Ia juga menambahkan bahwa tubuh manusia adalah the most precious asset—aset paling mewah yang dititipkan oleh Sang Pencipta. Oleh karena itu, olahraga tidak lagi dipandang hanya sebagai hobi atau simbol sportivitas semata.
“Bagi saya, olahraga itu hukumnya wajib! Karena itu adalah bagian dari menjaga amanah, menjaga harta paling berharga yang kita miliki, yaitu diri kita sendiri.”

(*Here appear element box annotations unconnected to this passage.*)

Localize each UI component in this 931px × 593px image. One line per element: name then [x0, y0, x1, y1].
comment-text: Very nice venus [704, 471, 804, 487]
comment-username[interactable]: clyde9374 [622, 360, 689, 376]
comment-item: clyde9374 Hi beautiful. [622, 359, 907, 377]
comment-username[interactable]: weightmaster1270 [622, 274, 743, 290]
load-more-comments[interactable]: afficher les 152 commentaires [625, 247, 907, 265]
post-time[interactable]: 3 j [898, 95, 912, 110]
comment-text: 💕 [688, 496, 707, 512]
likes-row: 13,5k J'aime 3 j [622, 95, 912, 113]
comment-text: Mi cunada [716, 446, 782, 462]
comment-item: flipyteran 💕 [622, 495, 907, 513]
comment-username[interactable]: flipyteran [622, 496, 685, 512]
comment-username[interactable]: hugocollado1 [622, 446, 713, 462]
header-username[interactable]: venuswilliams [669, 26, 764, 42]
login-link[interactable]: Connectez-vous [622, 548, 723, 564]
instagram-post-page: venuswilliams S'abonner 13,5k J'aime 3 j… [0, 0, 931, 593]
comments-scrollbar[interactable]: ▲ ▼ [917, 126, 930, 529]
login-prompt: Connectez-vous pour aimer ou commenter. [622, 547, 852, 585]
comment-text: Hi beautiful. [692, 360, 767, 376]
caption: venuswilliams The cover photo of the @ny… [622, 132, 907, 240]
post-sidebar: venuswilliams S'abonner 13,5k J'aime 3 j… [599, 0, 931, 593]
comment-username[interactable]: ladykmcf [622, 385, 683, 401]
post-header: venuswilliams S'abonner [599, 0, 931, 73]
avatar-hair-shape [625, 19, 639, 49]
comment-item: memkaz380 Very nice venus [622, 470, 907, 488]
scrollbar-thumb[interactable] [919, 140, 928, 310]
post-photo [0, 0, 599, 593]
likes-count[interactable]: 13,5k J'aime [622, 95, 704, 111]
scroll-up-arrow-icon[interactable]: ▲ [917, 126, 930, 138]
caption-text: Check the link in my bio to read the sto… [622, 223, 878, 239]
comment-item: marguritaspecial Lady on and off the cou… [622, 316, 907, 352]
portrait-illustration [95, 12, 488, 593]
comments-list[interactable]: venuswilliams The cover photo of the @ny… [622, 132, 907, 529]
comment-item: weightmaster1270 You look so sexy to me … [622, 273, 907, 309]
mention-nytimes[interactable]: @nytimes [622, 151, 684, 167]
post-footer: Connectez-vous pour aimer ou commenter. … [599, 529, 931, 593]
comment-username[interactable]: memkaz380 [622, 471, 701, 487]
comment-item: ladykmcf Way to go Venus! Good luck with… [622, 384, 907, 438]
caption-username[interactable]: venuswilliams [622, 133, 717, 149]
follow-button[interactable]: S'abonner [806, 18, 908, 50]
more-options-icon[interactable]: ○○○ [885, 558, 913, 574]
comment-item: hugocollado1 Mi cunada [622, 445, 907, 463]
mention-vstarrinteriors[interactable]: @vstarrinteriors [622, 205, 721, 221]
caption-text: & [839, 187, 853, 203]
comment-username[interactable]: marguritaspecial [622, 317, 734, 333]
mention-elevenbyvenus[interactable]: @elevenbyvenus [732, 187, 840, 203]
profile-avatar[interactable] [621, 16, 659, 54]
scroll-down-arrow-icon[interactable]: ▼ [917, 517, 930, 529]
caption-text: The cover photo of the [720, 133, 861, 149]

Kamaruddin sempat berkelakar kepada Rektor UIN Datokarama Profesor Lukman Thahir, “Kenapa Cuma Mahasiswa yang Lomba?”
“Saya tadi bercanda kepada Pak Rektor, kenapa yang berlomba ini hanya mahasiswa? Kenapa dosennya juga tidak ikut berlomba? berolahraga itu, bagi saya, mungkin dosen bahkan lebih penting dan lebih membutuhkan,” ujarnya.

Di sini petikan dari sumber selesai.